Why having virtual friends isn’t much better than having imaginary friends

Image by Kevin Phillips from Pixabay

God I’m getting old. I have to admit I still feel and have the attitude of a 25 year-old but I’m well past middle age. The signs have been there for a while: the increase in wrinkles around my eyes when I smile, the receding hairline, thinning hair and the fact that all the CDs I like are under £5.

But in other ways I’m still the oldest swinger in Manchester. I listen to new bands from around Greater Manchester, I’m still hip(-pish) to the scene, know who’s doing what in music, and I’m still recognisable to people over the age of 35, which is a triumph of sorts (or perhaps thanks to an appearance on Celebrity Big Brother).

At my grizzled age, I should be looking out of the window with concern at kids playing football in the street in case their ball hits my car, getting all Victor Meldrew about other kids volleying various top quality footballs into my expensive bushes in my back garden, or freaking out because some one’s partially parked in front of my drive.

Yet all I’m concerned about is my crumbling vanity and the fact that I no longer get flirty looks from barmaids or served before other blokes. I took that for granted for years.

At least I’m grateful that I have the benefits of modern technology. Back in the day, fading eyesight meant ever thicker glasses but nowadays I can just buy bigger televisions.

On a more positive note, I do find growing old easy. All you’ve got to do is not die. The hard part is growing up. I’d write more but now I need to stop and absolutely must beat my lads in a round robin tournament on FIFA Playstation (3 or 4 – I’ve no idea).

Playing virtual football isn’t going to make you fit, nor is having virtual friends going to teach you to interact properly with people and society. In many ways it devalues the word friend. I mean in the olden days, to be someone’s friend as a minimum requirement you would have at least met them. Likewise, social networking sites like facebook have twisted the word social.

“Oh yes, he’s got lots of friends and is very sociable.”

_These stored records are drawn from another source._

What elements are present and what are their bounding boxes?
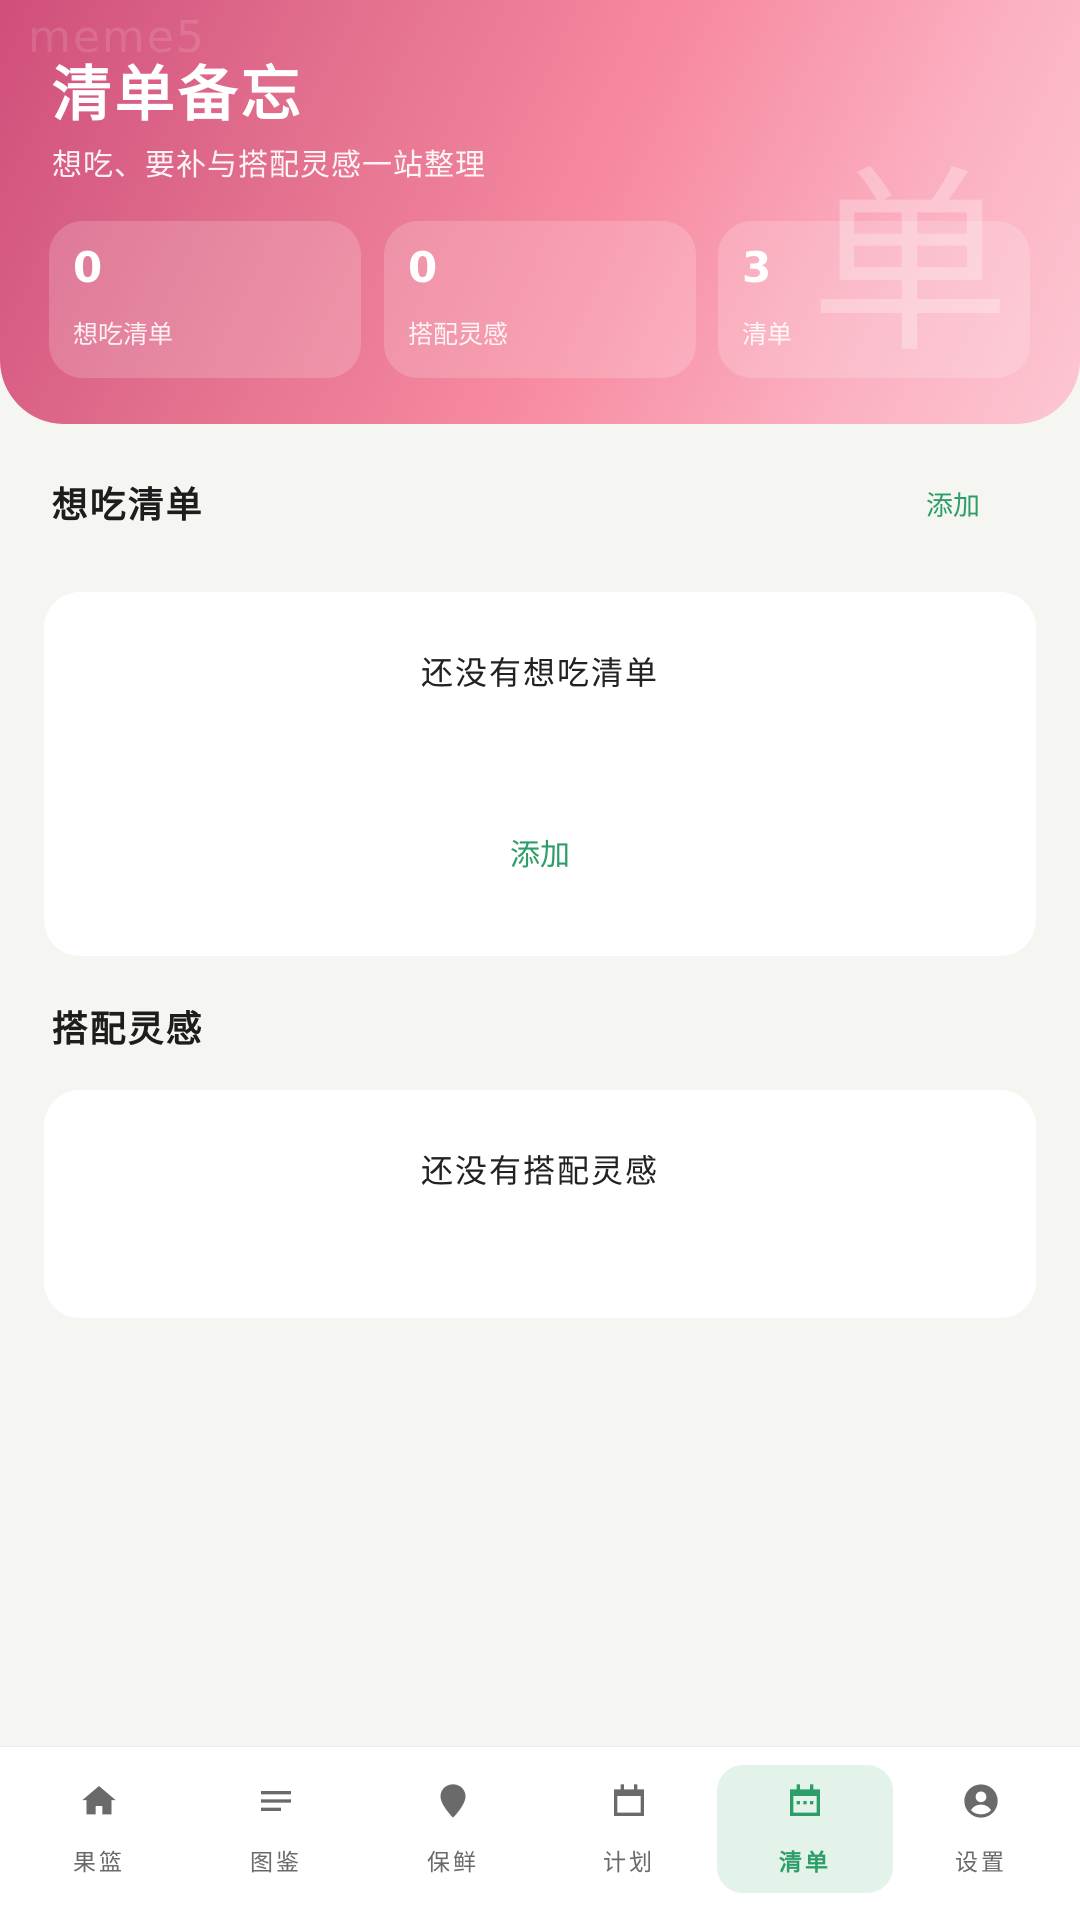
nav-label: 计划 (603, 1850, 655, 1876)
stat-label: 想吃清单 (73, 320, 174, 349)
stat-label: 搭配灵感 (408, 320, 509, 349)
nav-item-catalog[interactable]: 图鉴 (188, 1765, 364, 1893)
pairing-empty-text: 还没有搭配灵感 (420, 1152, 659, 1190)
page-title: 清单备忘 (52, 60, 304, 130)
stat-card-wishlist[interactable]: 0 想吃清单 (49, 221, 361, 378)
nav-item-freshness[interactable]: 保鲜 (365, 1765, 541, 1893)
nav-label: 清单 (779, 1850, 831, 1876)
wishlist-add-link[interactable]: 添加 (926, 484, 980, 523)
section-title-pairing: 搭配灵感 (52, 1009, 205, 1050)
nav-label: 图鉴 (250, 1850, 302, 1876)
nav-label: 果篮 (73, 1850, 125, 1876)
nav-item-list[interactable]: 清单 (717, 1765, 893, 1893)
home-icon (82, 1786, 116, 1815)
header-banner: meme5 单 清单备忘 想吃、要补与搭配灵感一站整理 0 想吃清单 0 搭配灵… (0, 0, 1080, 424)
stat-label: 清单 (742, 320, 793, 349)
nav-item-plan[interactable]: 计划 (541, 1765, 717, 1893)
app-screen: meme5 单 清单备忘 想吃、要补与搭配灵感一站整理 0 想吃清单 0 搭配灵… (0, 0, 1080, 1920)
stat-card-list[interactable]: 3 清单 (718, 221, 1030, 378)
pairing-empty-card: 还没有搭配灵感 (44, 1090, 1036, 1318)
location-pin-icon (440, 1784, 466, 1818)
section-title-wishlist: 想吃清单 (52, 485, 205, 526)
stat-value: 0 (73, 243, 103, 292)
list-lines-icon (261, 1791, 291, 1811)
stat-value: 0 (408, 243, 438, 292)
stat-value: 3 (742, 243, 772, 292)
calendar-dots-icon (790, 1784, 820, 1816)
nav-item-basket[interactable]: 果篮 (11, 1765, 187, 1893)
wishlist-empty-text: 还没有想吃清单 (420, 654, 659, 692)
nav-item-settings[interactable]: 设置 (893, 1765, 1069, 1893)
page-subtitle: 想吃、要补与搭配灵感一站整理 (52, 148, 486, 183)
wishlist-empty-card: 还没有想吃清单 添加 (44, 592, 1036, 956)
wishlist-empty-add-button[interactable]: 添加 (44, 830, 1036, 874)
bottom-navigation: 果篮 图鉴 保鲜 计划 清单 设置 (0, 1746, 1080, 1920)
stat-card-pairing[interactable]: 0 搭配灵感 (384, 221, 696, 378)
account-circle-icon (964, 1784, 998, 1818)
nav-label: 保鲜 (427, 1850, 479, 1876)
nav-label: 设置 (955, 1850, 1007, 1876)
calendar-icon (614, 1784, 644, 1816)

“Er, so why does he stare at the floor and refuse to make eye contact whenever anyone comes in the room”

I’m not sure that having virtual friends is one step up or one step down from having imaginary friends. I mean at least imaginary friends aren’t going to start telling you it was the CIA and the Jews that blew up the twin towers on 9/11.

The blogosphere is full of bores, conspiracy theorists and mad ranters. It has acted as some sort of bacterial culture for the green ink brigade to prosper.

Add in the fact that it can be dangerous. It allows the unscrupulous to masquerade as something they are not – and that can take in everything from trivial boasting to grooming of kids.

So this Easter my advice is talk to real people, play real games and, believe me, there will never be such a thing as virtual sex – not even (or especially) at my age.